Mike nodded. "She'll be at school before you can blink. Better be ready." He ladled himself some more mulled wine. "I'm busy enough without coming round here every week to counsel you."
I wasn't entirely sure if he was joking.
"I do think about it," I said and blew my nose. "There really is plenty of time left, though. Once I've had a rest and I'm well again and Christmas is over, I'll maybe have a better idea what I'm going to do."
"And who you're going to be?"
"That's what I meant."
Mike was sceptical. "Are you sure?"
"Uh-huh. You've made the point enough times recently; I've just about grasped it now."
The words came out sounding more irritated than I'd meant.
He was right, of course. I've spent so long as a man in a woman's world, constantly having to explain my existence, that it's come to define me. 'Housedad' isn't merely my job - it's what I am. Looking after the children is my justification for being. There's a chance that I'm going to get to September and feel redundant. I'll lose the place I've made for myself in society and mope around in a haze of self-doubt and imagined social rejection.

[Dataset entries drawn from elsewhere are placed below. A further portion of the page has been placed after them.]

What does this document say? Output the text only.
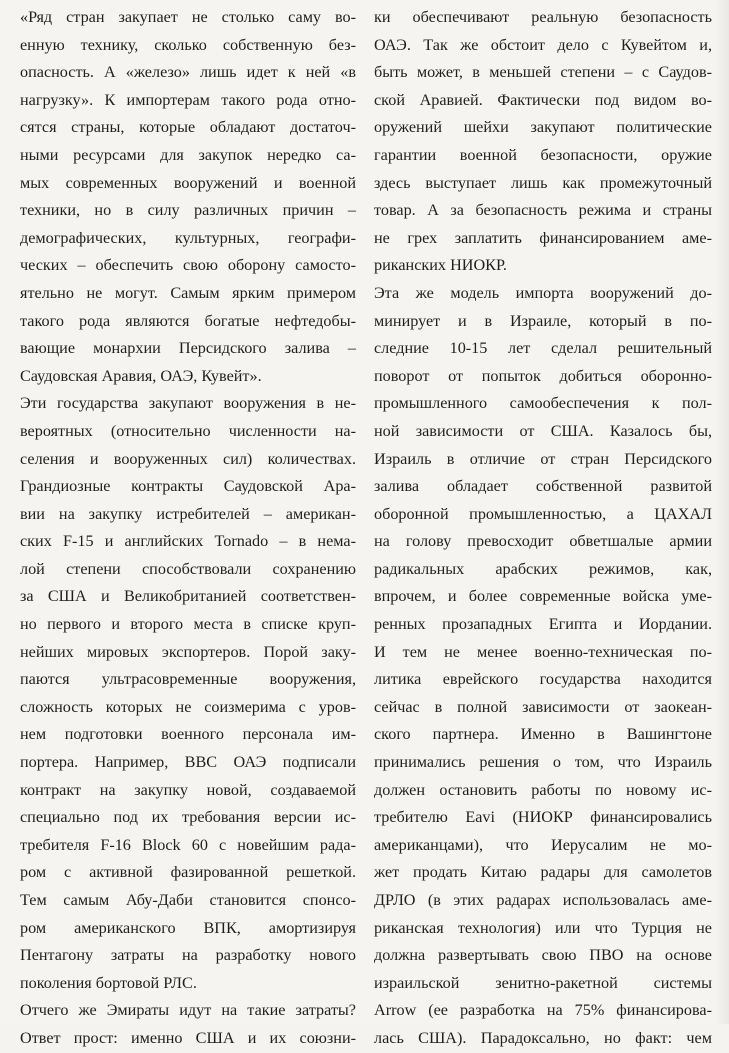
«Ряд стран закупает не столько саму во-
енную технику, сколько собственную без-
опасность. А «железо» лишь идет к ней «в
нагрузку». К импортерам такого рода отно-
сятся страны, которые обладают достаточ-
ными ресурсами для закупок нередко са-
мых современных вооружений и военной
техники, но в силу различных причин –
демографических, культурных, географи-
ческих – обеспечить свою оборону самосто-
ятельно не могут. Самым ярким примером
такого рода являются богатые нефтедобы-
вающие монархии Персидского залива –
Саудовская Аравия, ОАЭ, Кувейт».
Эти государства закупают вооружения в не-
вероятных (относительно численности на-
селения и вооруженных сил) количествах.
Грандиозные контракты Саудовской Ара-
вии на закупку истребителей – американ-
ских F-15 и английских Tornado – в нема-
лой степени способствовали сохранению
за США и Великобританией соответствен-
но первого и второго места в списке круп-
нейших мировых экспортеров. Порой заку-
паются ультрасовременные вооружения,
сложность которых не соизмерима с уров-
нем подготовки военного персонала им-
портера. Например, ВВС ОАЭ подписали
контракт на закупку новой, создаваемой
специально под их требования версии ис-
требителя F-16 Block 60 с новейшим рада-
ром с активной фазированной решеткой.
Тем самым Абу-Даби становится спонсо-
ром американского ВПК, амортизируя
Пентагону затраты на разработку нового
поколения бортовой РЛС.
Отчего же Эмираты идут на такие затраты?
Ответ прост: именно США и их союзни-
ки обеспечивают реальную безопасность
ОАЭ. Так же обстоит дело с Кувейтом и,
быть может, в меньшей степени – с Саудов-
ской Аравией. Фактически под видом во-
оружений шейхи закупают политические
гарантии военной безопасности, оружие
здесь выступает лишь как промежуточный
товар. А за безопасность режима и страны
не грех заплатить финансированием аме-
риканских НИОКР.
Эта же модель импорта вооружений до-
минирует и в Израиле, который в по-
следние 10-15 лет сделал решительный
поворот от попыток добиться оборонно-
промышленного самообеспечения к пол-
ной зависимости от США. Казалось бы,
Израиль в отличие от стран Персидского
залива обладает собственной развитой
оборонной промышленностью, а ЦАХАЛ
на голову превосходит обветшалые армии
радикальных арабских режимов, как,
впрочем, и более современные войска уме-
ренных прозападных Египта и Иордании.
И тем не менее военно-техническая по-
литика еврейского государства находится
сейчас в полной зависимости от заокеан-
ского партнера. Именно в Вашингтоне
принимались решения о том, что Израиль
должен остановить работы по новому ис-
требителю Eavi (НИОКР финансировались
американцами), что Иерусалим не мо-
жет продать Китаю радары для самолетов
ДРЛО (в этих радарах использовалась аме-
риканская технология) или что Турция не
должна развертывать свою ПВО на основе
израильской зенитно-ракетной системы
Arrow (ее разработка на 75% финансирова-
лась США). Парадоксально, но факт: чем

"Sorry," I said. "Look, honestly, I'll figure it out but... for now I'm still a housedad. I know there'll be something the other side of that. Something soon. I'm just going to have to make my way barefoot through that darkened room littered with LEGO when I come to it, though. I'm too tired to be prepared."
As if to confirm this, I had a fit of sneezes and sagged against the worktop.
Mike thought for a moment but then took pity on me and decided not to press any further for the time being. The interrogation was over. "You do look like you could do with a rest. Do you want someone to come round and help you with the Xbox and the beer?"
"Forget that," I said. "I'd have to get dressed. I'm planning to loll around in the armchair in my pyjamas... Now, excuse me, I'm going to go rescue Rob before Karen decides it's her turn to show off her scars..."
I squeezed my way through the throng and pulled Rob clear in the nick of time, roping him into handing round mince pies. I set about serving drinks. There was more chatter and laughter and thankfully someone swapped the CD over to Christmas carols. It was all very pleasant.
Eventually, however, I couldn't resist any longer and I had to go and check on the kids. I was hugely pleased to find that four of them were playing on the Wii and the rest were keeping amused with toys I'd scattered about.
There was only one small problem - there were crumbs everywhere. I had to use one of those unexpected parental phrases. "Did it rain crisps in here?" I asked.
Most of the children ignored me but Marie was quick to pipe up. "No," she said, giggling. "Don't be silly. It can't rain crisps. It snows crisps..."
That pretty much answered my question.